Un año de furia
El programa de la extrema derecha española es, en el fondo, profundizar una contrarreforma liberticida ya en curso
Hay una ley universal del periodismo que determina que la amabilidad con la que un medio de comunicación trata un disturbio es directamente proporcional a la distancia que separa las barricadas del lugar de publicación de la noticia. La imagen de unos universitarios en Hong Kong lanzando enormes piedras a la policía con una catapulta es recibida en España como una sana expresión del compromiso juvenil con la democracia, la libertad de expresión y el Estado de derecho. La quema de un contenedor en Barcelona es, en cambio, un caso flagrante de terrorismo de baja intensidad, obra de unos niños de papá que se merecen que caiga sobre ellos una plaga bíblica de brutalidad policial.
Esta ley de hierro periodística tiene el efecto secundario de impedirnos alcanzar una visión de conjunto de las conexiones entre distintas movilizaciones que tienden a ser tratadas como episodios heterogéneos. A lo largo de 2019 han menudeado los días de furia colectiva en las calles de Francia, Chile, Hong Kong, Colombia, Ecuador, Irak, Líbano y Cataluña, con el precedente inmediato de Rumania y el Black Lives Matter en Estados Unidos. Han sido manifestaciones muy distintas con diferentes niveles de urgencia y legitimidad, pero tal vez sean el síntoma de un nuevo ciclo antagonista, mucho más desencantado que el de la primera década de la crisis económica.
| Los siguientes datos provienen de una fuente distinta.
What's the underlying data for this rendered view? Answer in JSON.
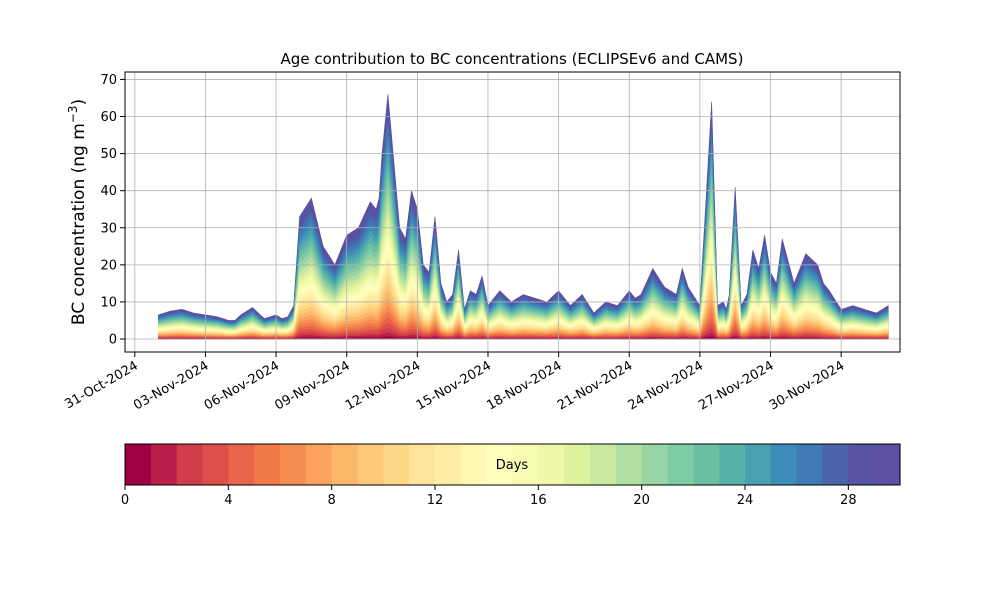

La Gran Recesión desató por todo el mundo movimientos que aspiraban a profundizar en la democracia y extender los derechos sociales: la primavera árabe, el 15M, los Occupy, YoSoy132, Nuit Debout… En general, predominaron los medios pacíficos y asamblearios que trataban de generar consenso entre una amplia mayoría social. La idea dominante era la ejemplaridad colectiva: la movilización ciudadana mostraría cómo se hace de verdad la democracia para así rescatar las instituciones políticas de su secuestro por los esbirros de la banca.
Una década después ha eclosionado una segunda oleada de manifestaciones impulsadas por gente, a menudo muy joven, que no se hace ilusiones respecto a la posibilidad de reiniciar el sistema y sienten una desafección extrema hacia la policía y la judicatura. En los inicios de esta década, millones de personas acusaron a los políticos de haberse desentendido de sus obligaciones para aliarse con las élites económicas, de no hacer, en suma, su trabajo. Cada vez más activistas parecen convencidos de que políticos, policías y jueces están haciendo exactamente su trabajo: proteger a los ricos y sus propios privilegios. Es una suposición verosímil para quienes, sin ir más lejos, han crecido viendo cómo un comisario de policía manipulaba la democracia española por encargo de bancos a los que hemos regalado 60.000 millones de euros, el equivalente al PIB de Senegal.
Y es, sobre todo, la respuesta a una oleada antidemocrática característica de la Gran Recesión en su fase avanzada. Tras un primer ciclo de austericidio y terapia de shock financiero, las clases altas de todo el mundo han dado su nihil obstat a las intervenciones iliberales, ya sea el destropopulismo europeo o el golpe de Estado racista en Bolivia. La peculiaridad española es la continuidad entre ambas etapas reactivas: aquí desde el primer momento hemos vivido una espiral represiva cuyo último episodio es la ley mordaza de Internet.
Cabría pensar que el principal problema de seguridad pública en un país en el que cientos de políticos y empresarios han pasado por los tribunales es la corrupción. La vigorosa respuesta gubernamental a esta criminalidad sistémica ha sido entorpecer el derecho de movilización y expresión de personas que, entre otras cosas, protestan contra la corrupción. Por eso ningún otro país europeo ha recibido con tanta normalidad el ascenso de un partido que cuenta entre sus filas con un impactante número de skinheads neonazis. El programa de la extrema derecha española es, en el fondo, modesto: profundizar una contrarreforma liberticida ya en curso. Si los reaccionarios españoles aspiran a hacer historia cerrando medios de comunicación, persiguiendo a políticos de izquierdas o impidiendo la supervisión ciudadana del trabajo policial se van a llevar un chasco: llegan con años de retraso.